The purpose of this article is not to delve into the many theological titles of Mary; each of which requires extensive consideration. My concern is to share with you what I hope you perceive to be meaningful thoughts about Mary as woman for our time.
There appears to be an increasing interest in Mary within feminist organizations and women in general. While this renewed inquiry into the personhood of Mary is laudatory, one ought to be wary of attempting to mold Mary into the current culture. The reverse ought to be true. Women would do well in seeking the enlightenment of this woman that the scripture calls "full of grace". In my opinion, it has been a tragic disappointment that the entry of so many women in the work force did not introduce into the marketplace the grace, virtue and dignity that I had once believe that all women possessed. It is regrettable that so many women have sought acceptance in this once male world by striving to equal and indeed outdo their male colleagues in abrasive, vulgar and generally offensive behavior. (Just what we needed.) However, I applaud the very many women who saw the great opportunity to infuse the best of feminine virtue into making their professions more humane. At this point, I wish to disabuse our male readers of the opinion that I consider all male workers to be barbaric, brutish creatures. Seeing that I am one of you, I am greatly encouraged by the consistent attitude of so many men in witnessing Christian virtues and principles in their work. Which reminds me that my purpose is to imbue the reader with a vision of Mary as a role model for all humanity.

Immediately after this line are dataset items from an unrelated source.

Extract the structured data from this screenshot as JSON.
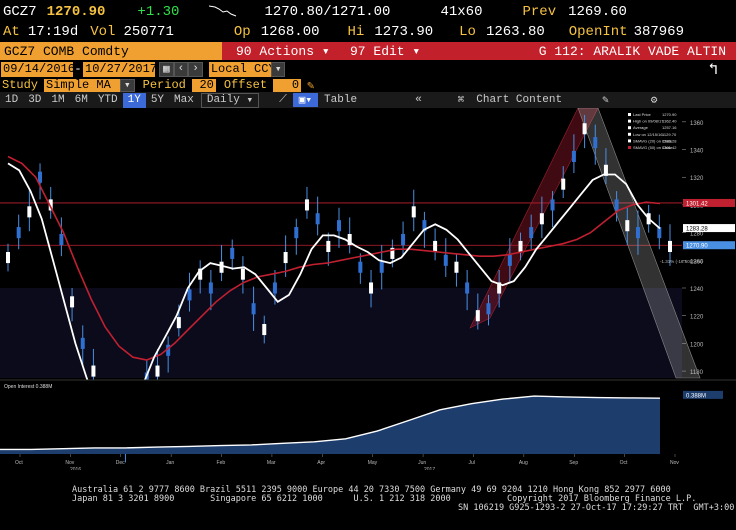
{
  "quote": {
    "ticker": "GCZ7",
    "last": "1270.90",
    "change": "+1.30",
    "bid_ask": "1270.80/1271.00",
    "size": "41x60",
    "prev_label": "Prev",
    "prev": "1269.60",
    "at_label": "At",
    "time": "17:19d",
    "vol_label": "Vol",
    "vol": "250771",
    "op_label": "Op",
    "op": "1268.00",
    "hi_label": "Hi",
    "hi": "1273.90",
    "lo_label": "Lo",
    "lo": "1263.80",
    "oi_label": "OpenInt",
    "oi": "387969"
  },
  "toolbar": {
    "security": "GCZ7 COMB Comdty",
    "actions": "90 Actions ▾",
    "edit": "97 Edit ▾",
    "name": "G 112: ARALIK VADE ALTIN",
    "start_date": "09/14/2016",
    "end_date": "10/27/2017",
    "currency": "Local CCY",
    "study_label": "Study",
    "study_value": "Simple MA",
    "period_label": "Period",
    "period_value": "20",
    "offset_label": "Offset",
    "offset_value": "0",
    "periods": [
      "1D",
      "3D",
      "1M",
      "6M",
      "YTD",
      "1Y",
      "5Y",
      "Max"
    ],
    "selected_period": "1Y",
    "frequency": "Daily",
    "table_label": "Table",
    "chart_content_label": "Chart Content"
  },
  "legend": {
    "items": [
      "Last Price",
      "High on 09/08/17",
      "Average",
      "Low on 12/15/16",
      "SMAVG (20) on Close",
      "SMAVG (50) on Close"
    ],
    "values": [
      "1270.90",
      "1362.40",
      "1257.16",
      "1129.70",
      "1283.28",
      "1301.42"
    ],
    "oi_label": "Open Interest 0.388M",
    "oi_axis_label": "0.388M",
    "change_note": "-1.31% (-16.60Lbs%)"
  },
  "chart_data": {
    "type": "line",
    "x_labels": [
      "Oct",
      "Nov",
      "Dec",
      "Jan",
      "Feb",
      "Mar",
      "Apr",
      "May",
      "Jun",
      "Jul",
      "Aug",
      "Sep",
      "Oct",
      "Nov"
    ],
    "year_labels": [
      "2016",
      "2017"
    ],
    "y_ticks": [
      1180,
      1200,
      1220,
      1240,
      1260,
      1280,
      1300,
      1320,
      1340,
      1360
    ],
    "ylim": [
      1175,
      1370
    ],
    "right_labels": [
      "1301.42",
      "1283.28",
      "1270.90"
    ],
    "series": [
      {
        "name": "Last Price",
        "color": "#4a90e2",
        "values": [
          1262,
          1280,
          1295,
          1320,
          1300,
          1275,
          1230,
          1200,
          1180,
          1160,
          1145,
          1130,
          1150,
          1175,
          1180,
          1195,
          1215,
          1235,
          1250,
          1240,
          1255,
          1265,
          1250,
          1225,
          1210,
          1240,
          1262,
          1280,
          1300,
          1290,
          1270,
          1285,
          1275,
          1255,
          1240,
          1255,
          1265,
          1275,
          1295,
          1285,
          1270,
          1260,
          1255,
          1240,
          1220,
          1225,
          1240,
          1260,
          1270,
          1280,
          1290,
          1300,
          1315,
          1335,
          1355,
          1345,
          1325,
          1300,
          1285,
          1280,
          1290,
          1280,
          1270
        ]
      },
      {
        "name": "SMAVG (20) on Close",
        "color": "#ffffff",
        "values": [
          1330,
          1325,
          1310,
          1290,
          1260,
          1230,
          1200,
          1175,
          1155,
          1140,
          1140,
          1150,
          1170,
          1190,
          1205,
          1220,
          1240,
          1252,
          1258,
          1256,
          1254,
          1255,
          1250,
          1240,
          1230,
          1235,
          1250,
          1268,
          1278,
          1278,
          1275,
          1270,
          1266,
          1260,
          1258,
          1262,
          1272,
          1282,
          1286,
          1282,
          1275,
          1265,
          1255,
          1245,
          1242,
          1245,
          1255,
          1268,
          1278,
          1288,
          1298,
          1308,
          1318,
          1322,
          1322,
          1315,
          1300,
          1290,
          1283
        ]
      },
      {
        "name": "SMAVG (50) on Close",
        "color": "#c02030",
        "values": [
          1335,
          1330,
          1320,
          1300,
          1280,
          1255,
          1232,
          1212,
          1198,
          1190,
          1188,
          1192,
          1200,
          1210,
          1220,
          1230,
          1238,
          1244,
          1248,
          1250,
          1252,
          1255,
          1257,
          1258,
          1260,
          1262,
          1264,
          1266,
          1268,
          1268,
          1267,
          1266,
          1265,
          1264,
          1263,
          1263,
          1264,
          1266,
          1268,
          1270,
          1272,
          1275,
          1280,
          1288,
          1296,
          1300,
          1302,
          1301
        ]
      },
      {
        "name": "Open Interest",
        "color": "#ffffff",
        "values": [
          0.03,
          0.03,
          0.035,
          0.04,
          0.04,
          0.045,
          0.05,
          0.055,
          0.06,
          0.07,
          0.08,
          0.1,
          0.15,
          0.22,
          0.29,
          0.33,
          0.36,
          0.38,
          0.375,
          0.37,
          0.368,
          0.366
        ]
      }
    ]
  },
  "footer": {
    "line1": "Australia 61 2 9777 8600 Brazil 5511 2395 9000 Europe 44 20 7330 7500 Germany 49 69 9204 1210 Hong Kong 852 2977 6000",
    "line2": "Japan 81 3 3201 8900       Singapore 65 6212 1000      U.S. 1 212 318 2000           Copyright 2017 Bloomberg Finance L.P.",
    "line3": "SN 106219 G925-1293-2 27-Oct-17 17:29:27 TRT  GMT+3:00"
  }
}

Theologians are engaged in ongoing conversations concerning the role of Mary in the process of Redemption. Personally, I feel the common believer may draw particular satisfaction from the function of Mary as advocate. It is somehow comforting praying to one as ourselves for assistance in seeking help from God. There is a story of a young boy praying to Jesus for healing of an illness he was enduring. He prayed, "Jesus, if you don't heal me, I'm going to tell your mother." It is said that the boy was immediately relieved of his malady. In like manner, the humanity of Mary becomes a source of understanding when searching for comfort in confronting human problems. The experiences Mary faced in her life proclaim that one can be faithful, trusting in God and full of hope in spite of difficult and even horrific events.
At the foundation of all of the discussion and debate concerning Mary is one basic reality: The world will never be the same because a holy, young woman of Nazareth said "yes" to God. All of the hopes and prayers of generations have been fulfilled. Her name in Hebrew means "the exalted one" and so she is. The Blessed Virgin Mary will always be as Wordsworth wrote: "Our tainted nature's solitary boast."